Тунюш опрокинулся назад на попону, протирая болевшие глаза. Раб быстро налил вина из меха и, как изваяние, застыл перед Тунюшем. Тот долго не принимал чаши у него из рук.
Вдруг, незваный, перед ним склонился старейшина из сопровождавших его гуннов.
- Мой господин, сын величайшего короля Аттилы, твой раб приветствует тебя и...
- Седлайте коней и двигайтесь к северу. Там, где Тонзус поворачивает на запад, - ждите. Остальным - немедленно в засаду на Эпафродита.
- Твоя воля, господин. Но только позволь твоему рабу вымолвить слово!
- Говори!
- Беда случилась ночью! Сторож убит, двух добрых коней угнали.
Яростью вспыхнули глаза Тунюша, казалось, они вот-вот выскочат из орбит. Он скрипнул зубами и с такой злобой ударил стоявшего перед ним на коленях раба, что тот застонал.
- Псы! Зачем господину псы, когда он спит? Чтобы стеречь его. А вы не стерегли меня! Вы не псы, вы гнилые грибы, падаль, которой гнушаются даже добрые орлы! Подайте мне бич!
Тунюш вскочил на ноги, схватил бич и, словно огнем обжигая, стал хлестать всех, кто попадался ему под руку. Убитого гунна он велел хлестать за то, что тот был плохим сторожем. Труп он не разрешил закапывать, повелев оставить его на растерзание волкам и лисицам.

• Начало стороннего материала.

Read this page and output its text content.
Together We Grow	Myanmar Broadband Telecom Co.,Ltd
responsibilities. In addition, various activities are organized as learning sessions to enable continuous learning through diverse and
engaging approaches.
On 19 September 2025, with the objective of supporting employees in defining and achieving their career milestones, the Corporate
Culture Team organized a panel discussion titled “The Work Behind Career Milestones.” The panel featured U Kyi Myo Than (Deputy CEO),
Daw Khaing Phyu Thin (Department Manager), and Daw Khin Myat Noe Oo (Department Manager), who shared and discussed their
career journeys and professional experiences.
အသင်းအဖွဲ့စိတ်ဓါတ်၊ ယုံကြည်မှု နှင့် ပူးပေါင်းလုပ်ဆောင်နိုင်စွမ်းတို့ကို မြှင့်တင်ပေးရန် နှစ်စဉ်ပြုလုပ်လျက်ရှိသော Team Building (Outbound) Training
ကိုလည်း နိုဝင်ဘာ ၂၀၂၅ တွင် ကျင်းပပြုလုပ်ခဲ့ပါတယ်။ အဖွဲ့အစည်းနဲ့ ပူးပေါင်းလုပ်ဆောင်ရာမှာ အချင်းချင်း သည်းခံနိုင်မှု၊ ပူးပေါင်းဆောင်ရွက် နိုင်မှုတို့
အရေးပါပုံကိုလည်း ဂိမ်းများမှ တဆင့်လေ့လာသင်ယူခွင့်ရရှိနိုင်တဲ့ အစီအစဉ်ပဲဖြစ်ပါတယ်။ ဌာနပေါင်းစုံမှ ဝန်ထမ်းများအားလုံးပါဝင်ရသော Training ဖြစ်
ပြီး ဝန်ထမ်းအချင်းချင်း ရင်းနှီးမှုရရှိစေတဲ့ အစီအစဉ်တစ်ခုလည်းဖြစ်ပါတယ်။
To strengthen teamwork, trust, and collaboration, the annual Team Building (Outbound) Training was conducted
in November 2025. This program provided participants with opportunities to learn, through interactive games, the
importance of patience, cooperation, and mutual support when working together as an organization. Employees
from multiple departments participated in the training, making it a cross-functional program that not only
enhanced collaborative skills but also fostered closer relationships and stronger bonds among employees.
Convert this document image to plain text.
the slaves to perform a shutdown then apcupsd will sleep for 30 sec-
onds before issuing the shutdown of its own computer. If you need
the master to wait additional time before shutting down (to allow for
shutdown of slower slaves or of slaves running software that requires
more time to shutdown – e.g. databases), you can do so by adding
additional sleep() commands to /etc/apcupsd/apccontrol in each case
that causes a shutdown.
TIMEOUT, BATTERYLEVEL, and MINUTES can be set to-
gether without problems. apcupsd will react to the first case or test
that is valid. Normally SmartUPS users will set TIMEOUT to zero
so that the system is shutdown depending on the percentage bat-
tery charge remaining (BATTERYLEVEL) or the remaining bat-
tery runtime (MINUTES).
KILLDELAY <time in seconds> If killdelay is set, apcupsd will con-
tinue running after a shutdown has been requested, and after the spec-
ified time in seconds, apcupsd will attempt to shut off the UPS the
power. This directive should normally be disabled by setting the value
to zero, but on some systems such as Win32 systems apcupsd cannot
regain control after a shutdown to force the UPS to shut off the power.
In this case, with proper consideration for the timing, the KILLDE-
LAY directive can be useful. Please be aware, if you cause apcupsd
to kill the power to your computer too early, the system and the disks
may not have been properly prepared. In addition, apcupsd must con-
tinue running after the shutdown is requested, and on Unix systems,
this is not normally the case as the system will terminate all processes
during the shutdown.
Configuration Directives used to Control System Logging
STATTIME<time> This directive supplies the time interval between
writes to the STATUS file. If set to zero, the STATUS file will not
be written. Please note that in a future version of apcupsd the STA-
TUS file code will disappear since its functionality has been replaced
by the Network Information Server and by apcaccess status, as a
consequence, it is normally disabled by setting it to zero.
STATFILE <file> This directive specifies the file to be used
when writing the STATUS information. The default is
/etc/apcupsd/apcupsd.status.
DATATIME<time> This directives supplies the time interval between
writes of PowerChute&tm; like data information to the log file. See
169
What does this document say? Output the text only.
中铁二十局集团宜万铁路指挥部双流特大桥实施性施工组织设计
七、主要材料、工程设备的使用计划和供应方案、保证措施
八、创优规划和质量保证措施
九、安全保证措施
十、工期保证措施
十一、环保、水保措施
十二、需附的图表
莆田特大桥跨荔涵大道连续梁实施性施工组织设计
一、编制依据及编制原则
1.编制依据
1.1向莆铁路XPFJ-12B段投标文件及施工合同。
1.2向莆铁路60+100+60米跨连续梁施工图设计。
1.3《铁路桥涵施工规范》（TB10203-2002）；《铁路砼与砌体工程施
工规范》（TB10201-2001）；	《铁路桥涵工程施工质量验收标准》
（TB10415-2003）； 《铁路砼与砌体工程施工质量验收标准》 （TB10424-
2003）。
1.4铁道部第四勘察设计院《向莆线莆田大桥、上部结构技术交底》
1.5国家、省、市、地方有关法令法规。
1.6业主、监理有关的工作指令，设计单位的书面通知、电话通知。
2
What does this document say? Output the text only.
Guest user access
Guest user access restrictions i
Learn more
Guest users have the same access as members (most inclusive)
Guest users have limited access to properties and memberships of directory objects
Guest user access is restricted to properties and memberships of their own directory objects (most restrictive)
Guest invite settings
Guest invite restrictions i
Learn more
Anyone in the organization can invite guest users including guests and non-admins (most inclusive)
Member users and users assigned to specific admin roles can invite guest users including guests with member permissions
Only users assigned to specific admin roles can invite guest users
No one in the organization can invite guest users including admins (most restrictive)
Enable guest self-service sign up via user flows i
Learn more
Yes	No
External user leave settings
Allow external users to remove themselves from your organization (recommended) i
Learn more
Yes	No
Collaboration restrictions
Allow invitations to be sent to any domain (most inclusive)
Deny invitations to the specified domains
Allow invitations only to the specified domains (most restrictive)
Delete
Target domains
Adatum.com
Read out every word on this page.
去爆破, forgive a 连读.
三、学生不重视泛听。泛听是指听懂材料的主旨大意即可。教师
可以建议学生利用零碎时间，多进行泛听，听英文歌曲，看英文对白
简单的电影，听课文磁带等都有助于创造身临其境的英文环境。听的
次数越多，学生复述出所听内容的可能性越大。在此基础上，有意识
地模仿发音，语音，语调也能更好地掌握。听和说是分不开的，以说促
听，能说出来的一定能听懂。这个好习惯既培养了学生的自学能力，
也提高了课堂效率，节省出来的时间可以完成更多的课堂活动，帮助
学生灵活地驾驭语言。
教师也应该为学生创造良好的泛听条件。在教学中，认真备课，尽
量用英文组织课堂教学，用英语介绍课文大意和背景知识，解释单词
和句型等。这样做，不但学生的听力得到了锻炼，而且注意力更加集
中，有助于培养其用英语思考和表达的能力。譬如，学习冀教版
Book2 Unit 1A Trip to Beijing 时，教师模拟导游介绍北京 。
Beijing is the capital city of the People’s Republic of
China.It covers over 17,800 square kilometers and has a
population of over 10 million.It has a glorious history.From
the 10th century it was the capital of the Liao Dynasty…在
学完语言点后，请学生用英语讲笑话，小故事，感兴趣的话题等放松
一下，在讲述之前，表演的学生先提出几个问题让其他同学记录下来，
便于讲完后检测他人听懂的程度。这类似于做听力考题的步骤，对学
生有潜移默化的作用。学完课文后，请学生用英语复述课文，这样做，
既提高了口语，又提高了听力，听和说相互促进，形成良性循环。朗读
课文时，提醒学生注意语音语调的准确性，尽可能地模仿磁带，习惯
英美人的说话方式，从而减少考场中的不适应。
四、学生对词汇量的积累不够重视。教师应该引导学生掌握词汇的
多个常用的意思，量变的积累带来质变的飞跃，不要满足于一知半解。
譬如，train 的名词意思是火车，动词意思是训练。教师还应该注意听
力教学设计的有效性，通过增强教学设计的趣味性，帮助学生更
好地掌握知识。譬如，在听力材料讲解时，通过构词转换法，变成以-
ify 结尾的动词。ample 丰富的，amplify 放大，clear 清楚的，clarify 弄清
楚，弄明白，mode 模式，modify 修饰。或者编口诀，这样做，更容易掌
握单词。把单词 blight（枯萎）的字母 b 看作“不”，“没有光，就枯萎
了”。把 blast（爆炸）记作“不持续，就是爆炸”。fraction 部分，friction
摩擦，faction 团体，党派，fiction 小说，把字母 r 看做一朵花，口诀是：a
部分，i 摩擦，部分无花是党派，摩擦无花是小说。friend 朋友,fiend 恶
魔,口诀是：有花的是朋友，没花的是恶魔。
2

Немного охладив таким образом свой гнев, он вернулся на ложе и призвал к себе старейших.
- Говорите, кто угнал коней? Кто убил сторожа?
Слово взял Баламбак.
- Господин, ты сам хорошо знаешь, кто то негодяй, что коснулся твоих коней! Но коли ты требуешь, твой смиренный слуга скажет. Баламбак пошел и измерил следы в болоте и следы возле огня. И смотри, господин, это оказались следы того славина, которого ты вчера вечером дружески угощал.
- Славина? Старого?
- Молодого, господин!
- В погоню! Баламбак, бери лучшего коня и лучшего воина - и за ними! К завтрашнему утру ты принесешь мне его голову. Исчезни! Лети, как вихрь, загони обоих коней, но чтоб голова этого пса была передо мной!
Выбрав себе товарища и коня, Баламбак по следу выехал на дорогу; по ней всадники пустились бешеным галопом; только гуннским коням под силу была такая дикая скачка.